Surveillance balloon? secrecy and strains between the US and China
By Hannah Lee and Sonja Black
On February 2, the Department of Defense announced that it was tracking an unidentified flying object that it believed was sent from another country to spy on the United States. Since the identification of this first object, there have been three more similar unidentified objects that have been taken down by the US military.
The object that the Department of Defense located on February 2 was shot down by the US military on February 4 and later confirmed to be a balloon sent from China. China has also acknowledged that the balloon was sent from Beijing.
Secretary of State Antony Blinken had a trip planned to China to ensure amicable relations between the two economic superpowers. But as a result of the balloon floating into US airspace, the Biden Administration canceled the trip. Blinken, speaking with NPR, claimed that sending the balloon was a violation of international law and US sovereignty. On February 7, Secretary of Defense Lloyd J. Austin III submitted a request to speak to his Chinese counterpart but that request was rejected according to the Pentagon.
After the balloon was taken down over South Carolina and recovered by the FBI, it was found that it had the capability for intelligence surveillance. It was made up of antennae, propellers, and motors for it to be controlled from a distance. China claimed that the object was a research balloon that was blown off course. According to US intelligence, it is believed that the purpose of the balloon was to collect intelligence from military bases in Guam and Hawaii, but the wind carried it to other places. Tensions between the US and China have risen due to the balloon that entered US airspace. Major retail trade associations and their companies are considering diversifying their supply chain and manufacturing away from China, fearing fallout between the two countries.
China has claimed that the US has also sent surveillance balloons and that they have intercepted at least 10 in their airspace. The Biden administration has called these claims false. The US military has shot down three more unidentified objects over various parts of the US and Canada since the first balloon was shot down. On February 10, a US fighter jet shot down an object over Alaska. On the 12th, another object was shot down over northern Canada, and the following day, yet another object was shot down over Michigan. However, officials claim that they do not believe that these objects were sent by other countries to spy on the US.

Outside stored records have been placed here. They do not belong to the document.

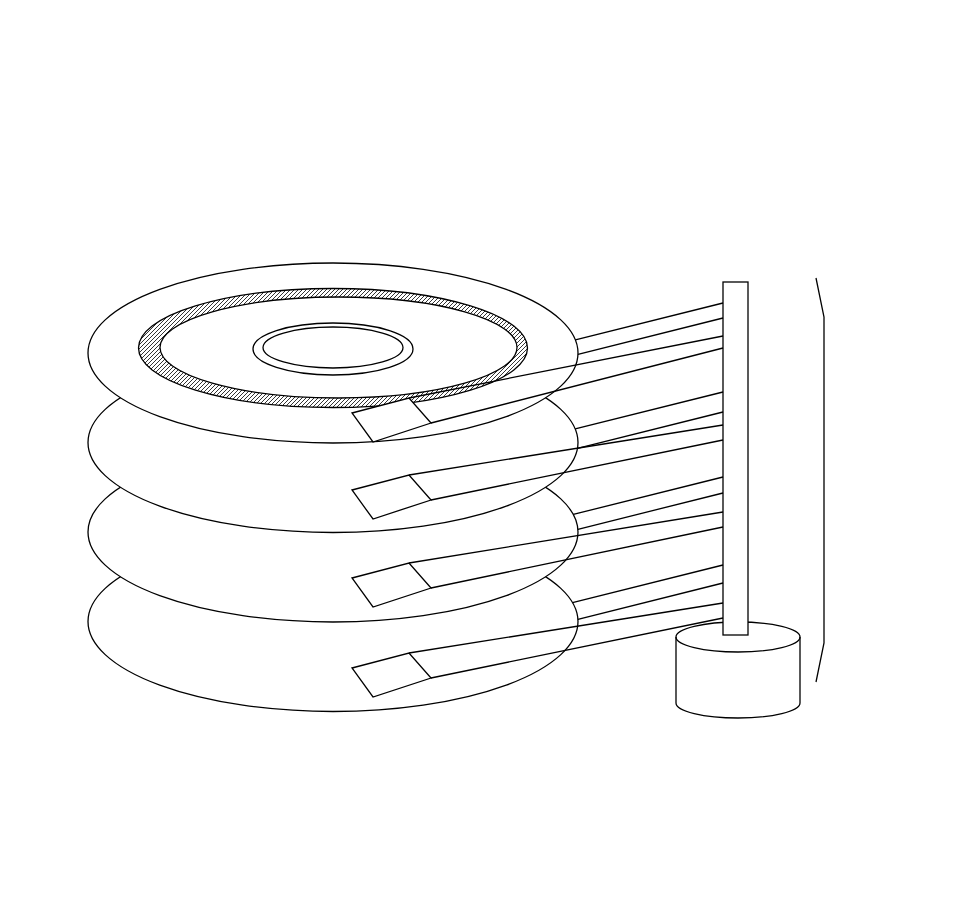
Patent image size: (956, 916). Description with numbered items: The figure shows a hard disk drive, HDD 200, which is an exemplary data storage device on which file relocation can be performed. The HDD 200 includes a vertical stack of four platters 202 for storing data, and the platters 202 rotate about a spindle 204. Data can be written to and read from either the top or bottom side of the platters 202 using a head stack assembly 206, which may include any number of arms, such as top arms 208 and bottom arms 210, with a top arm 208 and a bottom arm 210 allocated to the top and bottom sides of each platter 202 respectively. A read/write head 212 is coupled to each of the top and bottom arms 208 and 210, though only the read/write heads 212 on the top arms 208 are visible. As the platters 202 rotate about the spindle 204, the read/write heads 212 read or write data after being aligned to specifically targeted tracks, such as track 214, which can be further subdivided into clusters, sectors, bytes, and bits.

The HDD 200 is at (552, 88).
The platter 202 is at (128, 313).
The spindle 204 is at (333, 345).
The head stack assembly 206 is at (824, 480).
The top arm 208 is at (713, 337).
The bottom arm 210 is at (713, 313).
The read/write head 212 is at (377, 429).
The track 214 is at (250, 294).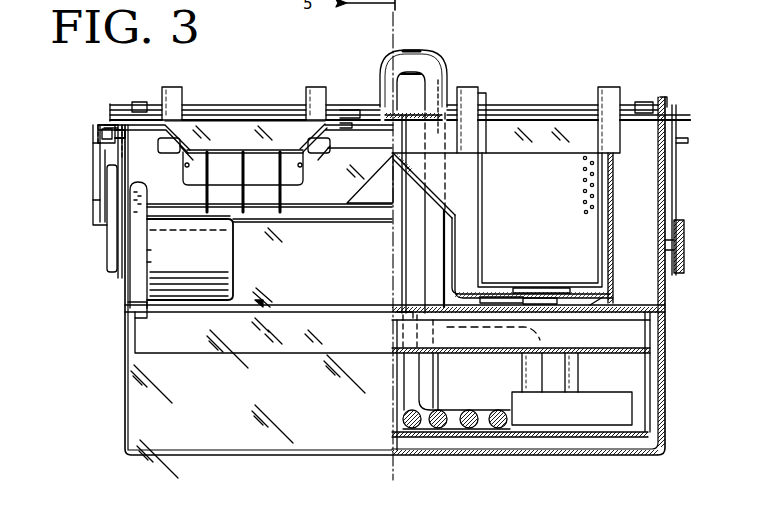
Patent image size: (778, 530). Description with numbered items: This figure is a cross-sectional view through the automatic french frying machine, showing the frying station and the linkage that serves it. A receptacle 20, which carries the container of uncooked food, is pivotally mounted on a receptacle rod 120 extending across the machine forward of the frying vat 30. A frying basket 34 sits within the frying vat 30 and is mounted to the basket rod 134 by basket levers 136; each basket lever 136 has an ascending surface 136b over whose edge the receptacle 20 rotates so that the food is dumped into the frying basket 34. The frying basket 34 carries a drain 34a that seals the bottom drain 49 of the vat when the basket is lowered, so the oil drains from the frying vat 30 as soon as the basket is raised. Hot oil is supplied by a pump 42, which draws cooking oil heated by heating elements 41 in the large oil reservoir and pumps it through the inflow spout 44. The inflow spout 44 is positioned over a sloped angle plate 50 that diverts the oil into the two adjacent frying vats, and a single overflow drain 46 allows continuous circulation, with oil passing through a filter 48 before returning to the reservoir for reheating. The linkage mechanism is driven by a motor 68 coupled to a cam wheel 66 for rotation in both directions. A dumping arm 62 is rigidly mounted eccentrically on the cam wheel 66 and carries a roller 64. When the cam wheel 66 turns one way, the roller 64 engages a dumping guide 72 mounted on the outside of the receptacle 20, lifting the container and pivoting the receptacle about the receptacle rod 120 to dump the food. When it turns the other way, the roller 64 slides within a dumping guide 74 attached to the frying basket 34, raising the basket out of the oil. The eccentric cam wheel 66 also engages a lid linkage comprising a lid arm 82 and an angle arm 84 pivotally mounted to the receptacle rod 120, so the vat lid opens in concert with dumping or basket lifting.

The receptacle 20 is at (227, 148).
The frying vat 30 is at (453, 263).
The frying basket 34 is at (550, 211).
The drain 34a is at (587, 283).
The heating elements 41 is at (467, 430).
The pump 42 is at (627, 408).
The inflow spout 44 is at (420, 53).
The overflow drain 46 is at (399, 157).
The filter 48 is at (570, 342).
The bottom drain 49 is at (262, 300).
The angle plate 50 is at (433, 200).
The dumping arm 62 is at (95, 192).
The roller 64 is at (98, 125).
The cam wheel 66 is at (110, 245).
The motor 68 is at (153, 275).
The dumping guide 72 is at (113, 125).
The dumping guide 74 is at (687, 117).
The lid arm 82 is at (677, 162).
The angle arm 84 is at (684, 248).
The receptacle rod 120 is at (132, 133).
The basket rod 134 is at (123, 151).
The basket lever 136 is at (170, 87).
The ascending surface 136b is at (481, 95).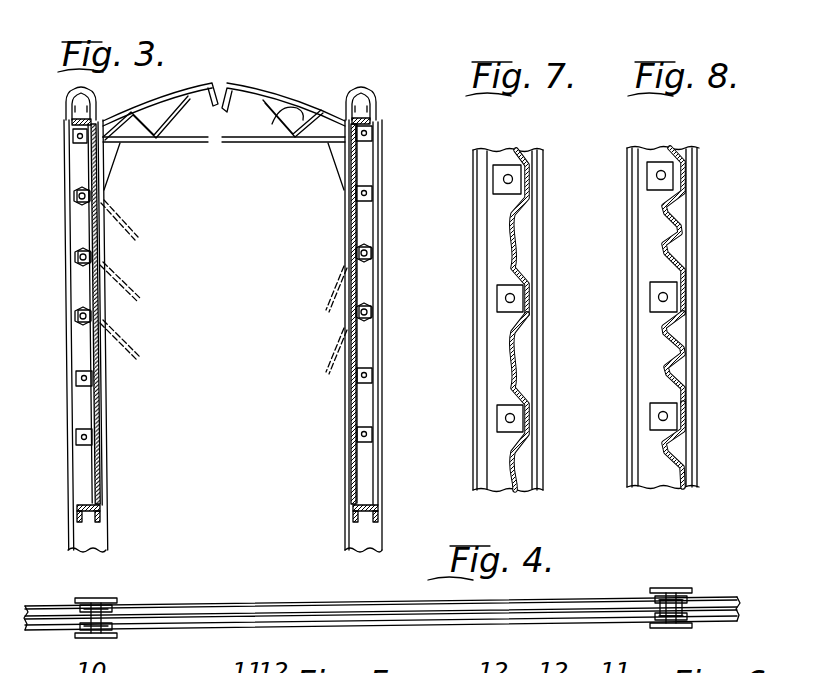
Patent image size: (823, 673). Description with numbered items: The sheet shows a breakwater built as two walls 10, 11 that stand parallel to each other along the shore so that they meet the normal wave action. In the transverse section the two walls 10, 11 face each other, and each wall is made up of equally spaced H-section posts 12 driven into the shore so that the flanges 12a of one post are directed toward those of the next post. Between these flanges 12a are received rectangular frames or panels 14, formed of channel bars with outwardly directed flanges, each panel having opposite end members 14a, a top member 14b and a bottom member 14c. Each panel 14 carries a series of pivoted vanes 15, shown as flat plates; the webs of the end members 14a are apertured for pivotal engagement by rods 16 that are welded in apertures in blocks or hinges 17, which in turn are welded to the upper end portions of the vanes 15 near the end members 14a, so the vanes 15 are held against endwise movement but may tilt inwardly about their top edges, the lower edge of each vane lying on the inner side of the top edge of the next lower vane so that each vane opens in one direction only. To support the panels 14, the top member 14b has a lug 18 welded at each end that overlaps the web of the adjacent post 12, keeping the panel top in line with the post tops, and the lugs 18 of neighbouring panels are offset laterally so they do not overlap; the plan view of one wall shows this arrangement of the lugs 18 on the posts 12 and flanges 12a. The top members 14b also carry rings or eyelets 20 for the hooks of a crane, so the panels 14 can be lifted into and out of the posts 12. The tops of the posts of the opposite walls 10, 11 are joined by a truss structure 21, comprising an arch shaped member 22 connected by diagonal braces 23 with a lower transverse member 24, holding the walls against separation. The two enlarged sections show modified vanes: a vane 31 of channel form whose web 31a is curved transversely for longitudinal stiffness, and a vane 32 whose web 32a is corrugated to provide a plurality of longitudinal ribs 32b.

In FIG. 3, the wall 10 is at (54, 176).
In FIG. 3, the wall 11 is at (435, 155).
In FIG. 3, the post 12 is at (68, 283).
In FIG. 7, the post 12 is at (591, 280).
In FIG. 8, the post 12 is at (633, 369).
In FIG. 4, the post 12 is at (88, 599).
In FIG. 4, the flange 12a is at (673, 569).
In FIG. 4, the frame or panel 14 is at (521, 652).
In FIG. 3, the end member 14a is at (88, 344).
In FIG. 7, the end member 14a is at (494, 241).
In FIG. 8, the end member 14a is at (647, 239).
In FIG. 4, the end member 14a is at (120, 620).
In FIG. 3, the top member 14b is at (68, 119).
In FIG. 4, the top member 14b is at (569, 592).
In FIG. 3, the bottom member 14c is at (77, 517).
In FIG. 3, the vane 15 is at (99, 476).
In FIG. 3, the rod 16 is at (78, 433).
In FIG. 7, the rod 16 is at (508, 298).
In FIG. 8, the rod 16 is at (660, 416).
In FIG. 3, the block or hinge 17 is at (78, 448).
In FIG. 7, the block or hinge 17 is at (498, 311).
In FIG. 8, the block or hinge 17 is at (652, 433).
In FIG. 3, the lug 18 is at (357, 93).
In FIG. 4, the lug 18 is at (110, 606).
In FIG. 3, the ring or eyelet 20 is at (133, 100).
In FIG. 3, the truss structure 21 is at (286, 69).
In FIG. 3, the arch shaped member 22 is at (214, 80).
In FIG. 3, the diagonal brace 23 is at (286, 130).
In FIG. 3, the lower transverse member 24 is at (244, 143).
In FIG. 7, the vane 31 is at (518, 231).
In FIG. 7, the web 31a is at (513, 351).
In FIG. 8, the vane 32 is at (684, 361).
In FIG. 8, the web 32a is at (758, 317).
In FIG. 8, the longitudinal rib 32b is at (669, 257).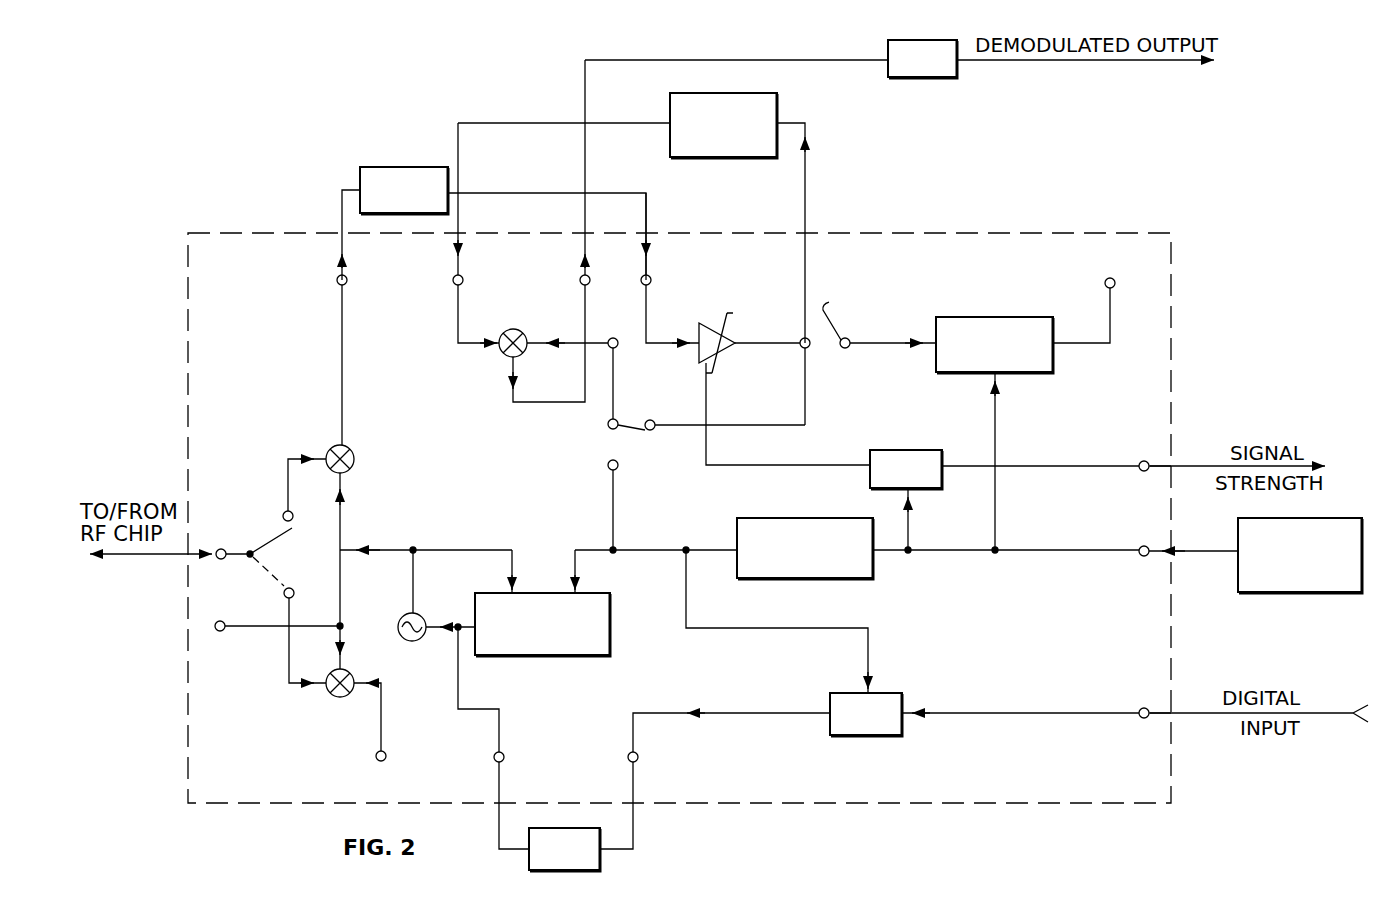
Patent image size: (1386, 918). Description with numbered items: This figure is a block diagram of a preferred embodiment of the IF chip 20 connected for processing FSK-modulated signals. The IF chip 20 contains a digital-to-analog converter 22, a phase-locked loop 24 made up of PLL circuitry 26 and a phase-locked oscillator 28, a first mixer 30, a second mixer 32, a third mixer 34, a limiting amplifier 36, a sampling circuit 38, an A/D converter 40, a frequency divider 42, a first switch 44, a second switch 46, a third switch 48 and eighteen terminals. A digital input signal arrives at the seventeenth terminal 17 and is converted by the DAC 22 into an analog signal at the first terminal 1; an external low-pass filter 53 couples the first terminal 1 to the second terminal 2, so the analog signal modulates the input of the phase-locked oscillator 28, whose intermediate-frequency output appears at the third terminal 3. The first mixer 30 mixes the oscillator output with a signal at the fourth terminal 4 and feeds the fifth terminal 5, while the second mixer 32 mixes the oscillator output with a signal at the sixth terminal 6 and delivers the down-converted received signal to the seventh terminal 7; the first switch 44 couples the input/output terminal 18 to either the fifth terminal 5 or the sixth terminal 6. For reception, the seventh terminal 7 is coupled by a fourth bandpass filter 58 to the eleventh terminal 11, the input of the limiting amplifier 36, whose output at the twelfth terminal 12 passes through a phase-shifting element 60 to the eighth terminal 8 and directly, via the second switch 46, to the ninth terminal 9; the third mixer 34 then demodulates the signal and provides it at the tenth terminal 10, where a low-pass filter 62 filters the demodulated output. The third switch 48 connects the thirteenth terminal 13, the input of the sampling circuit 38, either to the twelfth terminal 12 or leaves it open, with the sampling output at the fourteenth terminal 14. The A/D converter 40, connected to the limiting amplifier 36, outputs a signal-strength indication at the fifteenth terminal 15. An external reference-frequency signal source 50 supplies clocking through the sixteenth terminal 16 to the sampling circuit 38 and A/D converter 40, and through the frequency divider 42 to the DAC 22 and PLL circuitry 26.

The first terminal 1 is at (641, 747).
The second terminal 2 is at (507, 747).
The third terminal 3 is at (279, 638).
The fourth terminal 4 is at (370, 722).
The fifth terminal 5 is at (305, 635).
The sixth terminal 6 is at (304, 490).
The seventh terminal 7 is at (334, 349).
The eighth terminal 8 is at (470, 233).
The ninth input terminal 9 is at (608, 367).
The tenth terminal 10 is at (551, 231).
The eleventh terminal 11 is at (658, 268).
The twelfth terminal 12 is at (792, 381).
The thirteenth terminal 13 is at (887, 355).
The fourteenth terminal 14 is at (1096, 292).
The fifteenth terminal 15 is at (1144, 453).
The sixteenth terminal 16 is at (1181, 538).
The seventeenth terminal 17 is at (1148, 700).
The input/output terminal 18 is at (235, 542).
The IF chip 20 is at (272, 233).
The digital-to-analog converter 22 is at (875, 693).
The phase-locked loop 24 is at (465, 588).
The PLL circuitry 26 is at (585, 593).
The phase-locked oscillator 28 is at (412, 641).
The first mixer 30 is at (338, 697).
The second mixer 32 is at (352, 452).
The third mixer 34 is at (513, 329).
The limiting amplifier 36 is at (707, 323).
The sampling circuit 38 is at (1018, 317).
The analog-to-digital converter 40 is at (912, 450).
The frequency divider 42 is at (800, 518).
The first switch 44 is at (277, 531).
The second switch 46 is at (637, 429).
The third switch 48 is at (839, 310).
The reference-frequency signal source 50 is at (1336, 518).
The low-pass filter 53 is at (605, 871).
The fourth bandpass filter 58 is at (400, 167).
The phase-shifting element 60 is at (731, 93).
The low-pass filter 62 is at (918, 41).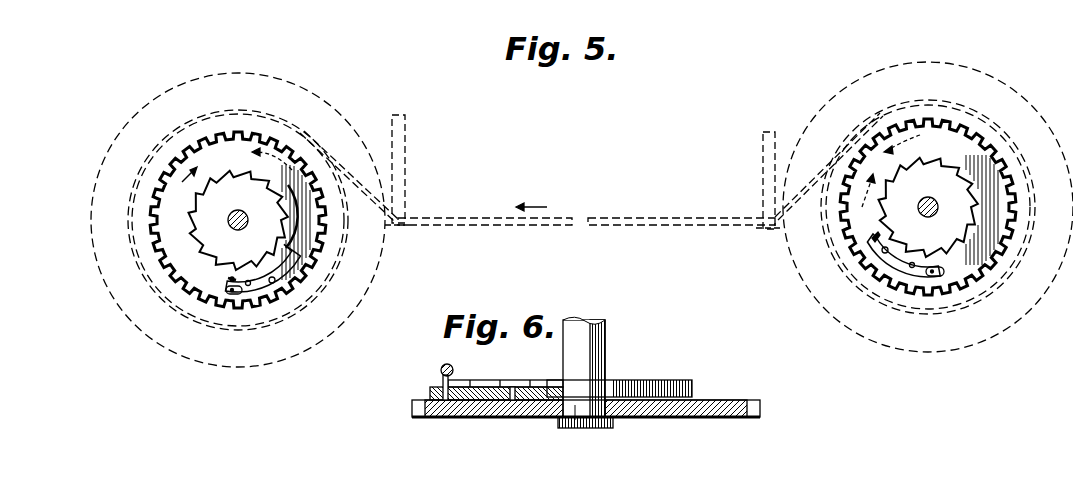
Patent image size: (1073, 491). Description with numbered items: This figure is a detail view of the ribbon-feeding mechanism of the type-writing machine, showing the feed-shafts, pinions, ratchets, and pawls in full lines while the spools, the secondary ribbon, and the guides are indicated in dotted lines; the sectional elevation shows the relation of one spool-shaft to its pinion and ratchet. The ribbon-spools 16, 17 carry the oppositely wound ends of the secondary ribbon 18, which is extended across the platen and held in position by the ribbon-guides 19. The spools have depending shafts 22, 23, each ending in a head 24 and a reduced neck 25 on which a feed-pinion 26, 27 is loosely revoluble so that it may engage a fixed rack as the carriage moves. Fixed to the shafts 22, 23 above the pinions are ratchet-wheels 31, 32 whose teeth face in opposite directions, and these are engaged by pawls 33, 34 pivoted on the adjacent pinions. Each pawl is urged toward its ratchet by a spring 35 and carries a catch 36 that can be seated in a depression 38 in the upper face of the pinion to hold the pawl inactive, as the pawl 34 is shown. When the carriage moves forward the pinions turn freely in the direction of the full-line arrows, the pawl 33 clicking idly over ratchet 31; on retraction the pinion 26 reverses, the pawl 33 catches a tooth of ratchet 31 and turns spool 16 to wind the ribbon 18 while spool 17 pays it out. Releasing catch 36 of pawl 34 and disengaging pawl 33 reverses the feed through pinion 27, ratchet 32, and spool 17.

In FIG. 5, the ribbon-spool 16 is at (146, 92).
In FIG. 5, the ribbon-spool 17 is at (946, 62).
In FIG. 5, the secondary ribbon 18 is at (628, 213).
In FIG. 5, the ribbon-guides 19 is at (405, 163).
In FIG. 5, the spool-shaft 22 is at (250, 211).
In FIG. 6, the spool-shaft 22 is at (607, 342).
In FIG. 5, the spool-shaft 23 is at (937, 202).
In FIG. 6, the head 24 is at (606, 420).
In FIG. 6, the reduced neck 25 is at (571, 409).
In FIG. 5, the feed-pinion 26 is at (237, 140).
In FIG. 6, the feed-pinion 26 is at (736, 400).
In FIG. 5, the feed-pinion 27 is at (928, 207).
In FIG. 5, the ratchet-wheel 31 is at (238, 220).
In FIG. 6, the ratchet-wheel 31 is at (649, 385).
In FIG. 5, the ratchet-wheel 32 is at (928, 207).
In FIG. 5, the pawl 33 is at (268, 298).
In FIG. 6, the pawl 33 is at (601, 386).
In FIG. 5, the pawl 34 is at (903, 281).
In FIG. 5, the spring 35 is at (303, 268).
In FIG. 5, the catch 36 is at (236, 300).
In FIG. 6, the catch 36 is at (441, 367).
In FIG. 5, the depression 38 is at (229, 279).
In FIG. 6, the depression 38 is at (446, 402).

Citizens have begun asking why there are so many objects being detected now. As a result of the shooting down of the first balloon on February 4, NORAD radar surveillance has become more sensitive in picking up unidentified objects. However, this is only one explanation for why so many objects have been detected recently. Another explanation is that China is putting out more surveillance devices in expectation of tensions rising over relations with Taiwan. Another possible explanation could be that the radar systems are not meant to detect these smaller slower-moving objects; it has been confirmed by the Office of the Director of National Intelligence that 144 objects went undetected between 2004 and 2021.
On February 18, Secretary of State Blinken, and China’s head diplomat Wang Yi, met in Munich, Germany during a security conference to discuss recent tensions between China and the US. Blinken warned that flying a surveillance balloon over US territory should not happen again. Wang Yi did not apologize for the balloon and criticized the US military’s decision in shooting down the civilian research balloon.
The strain between the two superpowers intensified this week as U.S. officials threatened to target Chinese players involved in potentially sending lethal aid to Russia for their war in Ukraine.